Dans un sens, il est vrai que ceux qui vivent dans ce monde nouveau animé par l'Esprit de Jésus, vivent comme plongés dans une atmosphère nuptiale où l'on respire la fête, la joie, le bonheur et l'amour. Sous certains égards, il est vrai, semble nous dire ce récit de Jean, que la condition de disciple et de la communauté des croyants peut être comparée à une fête de noces. Là où Jésus et Marie sont présents, là où on peut écouter sa parole, là où l’on est capable de faire ce qu'il nous dit, là l'homme est sauvé; là l'eau de notre peur, de notre angoisse, de notre fragilité, de nos faiblesses, de nos fautes, de nos défauts, de notre péché ... est transformée en un vin de grâce, de confiance, d'espérance, de sécurité, de certitude d'être aimés et chéris par Dieu; là notre pauvreté et notre inconsistance spirituelle et humaine sont transformées en plénitude de sens et en abondance de vie. Les jarres vides de nos vies sont vraiment remplies d’une présence qui nous fait vivre et notre eau insipide devient un vin capiteux.

Le message que l'Évangile de Jean veut nous transmettre à travers le symbolisme de ces noces est finalement assez simple, mais en même temps exaltant : il veut nous faire comprendre que si Dieu est avec nous; s’il est entré dans notre maison, s’il fait partie de notre vie, s’il nous permet de vivre dans son intimité et d'être l'objet de son amour, alors nous pouvons vraiment dire que chaque chrétien expérimente avec Dieu une relation d'intimité comparable à celle qui existe entre deux époux. L’évangile des noces de Cana veut exprimer cette dimension nuptiale, conjugale de la vie chrétienne lorsqu’elle est vécue dans sa plénitude et son authenticité. Dieu a épousé notre condition humaine; l'époux a rencontré son épouse; le banquet est prêt, la table est dressée, tous sont invités : il y a, par conséquent, joie et sentiment de bonheur parmi le invités car ils ont eu la révélation que Dieu est avec eux et qu' il les aime.

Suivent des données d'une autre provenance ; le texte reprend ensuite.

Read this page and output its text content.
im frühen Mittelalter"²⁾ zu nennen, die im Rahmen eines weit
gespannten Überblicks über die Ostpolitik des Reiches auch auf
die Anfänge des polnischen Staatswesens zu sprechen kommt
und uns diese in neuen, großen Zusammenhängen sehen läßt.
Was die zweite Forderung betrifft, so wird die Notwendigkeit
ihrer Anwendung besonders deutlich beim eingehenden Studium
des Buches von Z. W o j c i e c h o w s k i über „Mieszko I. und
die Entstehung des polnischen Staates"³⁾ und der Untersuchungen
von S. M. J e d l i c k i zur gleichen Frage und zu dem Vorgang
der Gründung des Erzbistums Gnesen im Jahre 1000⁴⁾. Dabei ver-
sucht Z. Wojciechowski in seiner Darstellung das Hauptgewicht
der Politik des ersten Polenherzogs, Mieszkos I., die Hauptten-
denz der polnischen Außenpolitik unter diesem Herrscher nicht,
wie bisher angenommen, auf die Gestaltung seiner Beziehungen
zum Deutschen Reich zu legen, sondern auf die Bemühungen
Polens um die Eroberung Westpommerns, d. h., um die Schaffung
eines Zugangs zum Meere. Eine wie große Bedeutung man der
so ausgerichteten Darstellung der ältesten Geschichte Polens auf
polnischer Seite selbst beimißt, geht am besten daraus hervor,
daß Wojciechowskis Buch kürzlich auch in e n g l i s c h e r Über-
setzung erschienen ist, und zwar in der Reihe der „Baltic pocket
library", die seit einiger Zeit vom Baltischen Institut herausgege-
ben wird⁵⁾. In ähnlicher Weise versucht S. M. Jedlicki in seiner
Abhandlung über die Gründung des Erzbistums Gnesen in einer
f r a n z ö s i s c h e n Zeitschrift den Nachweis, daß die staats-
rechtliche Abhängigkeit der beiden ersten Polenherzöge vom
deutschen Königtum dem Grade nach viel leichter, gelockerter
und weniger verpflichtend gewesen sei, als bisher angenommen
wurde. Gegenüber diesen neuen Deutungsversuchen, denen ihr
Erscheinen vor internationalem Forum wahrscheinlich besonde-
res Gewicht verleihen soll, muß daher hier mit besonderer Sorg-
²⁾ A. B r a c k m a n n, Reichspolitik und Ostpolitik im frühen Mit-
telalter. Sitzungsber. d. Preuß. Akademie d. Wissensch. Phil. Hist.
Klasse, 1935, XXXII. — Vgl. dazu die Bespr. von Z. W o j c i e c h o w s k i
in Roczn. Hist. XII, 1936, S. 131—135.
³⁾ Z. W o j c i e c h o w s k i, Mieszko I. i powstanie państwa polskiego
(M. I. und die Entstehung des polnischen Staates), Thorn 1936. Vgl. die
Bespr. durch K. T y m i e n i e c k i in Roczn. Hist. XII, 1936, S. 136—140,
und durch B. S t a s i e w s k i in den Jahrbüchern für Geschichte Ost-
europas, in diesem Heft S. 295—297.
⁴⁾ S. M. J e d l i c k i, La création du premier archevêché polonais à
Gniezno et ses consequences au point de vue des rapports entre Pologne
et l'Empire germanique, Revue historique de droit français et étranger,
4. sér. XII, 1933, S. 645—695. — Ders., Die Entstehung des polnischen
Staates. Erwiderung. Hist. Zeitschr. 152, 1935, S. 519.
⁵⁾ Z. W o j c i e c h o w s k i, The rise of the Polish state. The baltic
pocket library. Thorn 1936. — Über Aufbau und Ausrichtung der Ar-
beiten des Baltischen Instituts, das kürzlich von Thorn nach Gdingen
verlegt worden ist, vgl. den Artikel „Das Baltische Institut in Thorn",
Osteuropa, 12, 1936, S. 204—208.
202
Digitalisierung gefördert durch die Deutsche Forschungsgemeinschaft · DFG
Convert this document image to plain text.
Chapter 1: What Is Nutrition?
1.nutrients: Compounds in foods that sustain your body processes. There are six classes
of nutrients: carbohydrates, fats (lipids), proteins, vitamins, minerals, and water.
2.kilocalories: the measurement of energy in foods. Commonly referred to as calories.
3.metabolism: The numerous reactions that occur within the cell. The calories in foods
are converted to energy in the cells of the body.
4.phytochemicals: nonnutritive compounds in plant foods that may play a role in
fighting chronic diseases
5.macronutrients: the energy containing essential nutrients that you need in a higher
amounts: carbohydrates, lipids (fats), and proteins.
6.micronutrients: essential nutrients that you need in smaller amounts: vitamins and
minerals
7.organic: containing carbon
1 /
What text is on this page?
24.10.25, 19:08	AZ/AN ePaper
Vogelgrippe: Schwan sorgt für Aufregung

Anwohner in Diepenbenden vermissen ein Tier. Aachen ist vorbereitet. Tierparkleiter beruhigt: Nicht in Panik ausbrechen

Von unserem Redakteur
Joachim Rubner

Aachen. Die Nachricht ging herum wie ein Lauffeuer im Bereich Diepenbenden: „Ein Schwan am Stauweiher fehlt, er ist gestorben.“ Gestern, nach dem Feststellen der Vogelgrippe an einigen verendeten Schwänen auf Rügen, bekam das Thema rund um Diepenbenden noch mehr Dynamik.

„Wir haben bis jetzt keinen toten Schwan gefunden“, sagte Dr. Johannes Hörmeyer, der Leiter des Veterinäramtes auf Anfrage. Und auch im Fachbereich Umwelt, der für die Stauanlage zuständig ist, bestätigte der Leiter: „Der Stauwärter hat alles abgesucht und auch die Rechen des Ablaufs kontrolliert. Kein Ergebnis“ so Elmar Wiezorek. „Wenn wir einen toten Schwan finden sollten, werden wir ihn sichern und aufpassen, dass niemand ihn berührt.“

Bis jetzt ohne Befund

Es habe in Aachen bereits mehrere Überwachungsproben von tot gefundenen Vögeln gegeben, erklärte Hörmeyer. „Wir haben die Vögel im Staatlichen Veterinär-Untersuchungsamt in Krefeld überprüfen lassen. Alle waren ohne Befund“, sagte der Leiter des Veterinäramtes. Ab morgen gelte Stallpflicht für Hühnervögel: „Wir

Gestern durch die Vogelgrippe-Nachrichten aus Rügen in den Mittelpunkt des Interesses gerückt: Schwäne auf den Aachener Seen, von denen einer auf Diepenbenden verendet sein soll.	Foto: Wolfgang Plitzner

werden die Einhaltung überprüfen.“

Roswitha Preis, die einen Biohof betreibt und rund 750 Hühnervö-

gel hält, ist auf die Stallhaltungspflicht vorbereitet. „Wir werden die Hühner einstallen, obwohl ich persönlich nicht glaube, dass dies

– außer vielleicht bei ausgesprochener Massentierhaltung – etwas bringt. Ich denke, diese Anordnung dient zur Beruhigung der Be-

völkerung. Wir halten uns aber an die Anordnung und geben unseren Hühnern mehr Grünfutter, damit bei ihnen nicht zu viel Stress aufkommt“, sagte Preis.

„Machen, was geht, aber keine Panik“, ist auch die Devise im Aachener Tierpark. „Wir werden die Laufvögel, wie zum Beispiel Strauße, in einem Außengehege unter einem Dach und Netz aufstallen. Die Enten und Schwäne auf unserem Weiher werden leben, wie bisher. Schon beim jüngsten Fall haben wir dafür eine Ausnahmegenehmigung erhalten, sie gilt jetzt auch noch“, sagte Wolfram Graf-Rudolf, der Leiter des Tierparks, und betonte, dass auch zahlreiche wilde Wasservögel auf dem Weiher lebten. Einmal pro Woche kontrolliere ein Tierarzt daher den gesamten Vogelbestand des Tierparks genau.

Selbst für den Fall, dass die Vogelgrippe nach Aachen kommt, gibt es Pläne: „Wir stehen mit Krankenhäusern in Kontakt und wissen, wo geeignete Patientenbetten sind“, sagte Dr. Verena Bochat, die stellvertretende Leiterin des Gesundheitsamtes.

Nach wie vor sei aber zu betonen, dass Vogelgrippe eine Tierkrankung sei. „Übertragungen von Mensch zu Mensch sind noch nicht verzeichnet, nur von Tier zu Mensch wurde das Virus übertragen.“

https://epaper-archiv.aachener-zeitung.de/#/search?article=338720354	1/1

L'évangile d'aujourd'hui dit finalement à chacun d'entre nous: si tu fais partie du banquet du Royaume, si Dieu est en toi, si son amour réchauffe ta vie, si elle est animée par son esprit, tu vivras le bonheur d’une noce. En conséquence de cela, ta vie sera transformée en quelque chose de bien meilleur, ton eau sera changée en vin.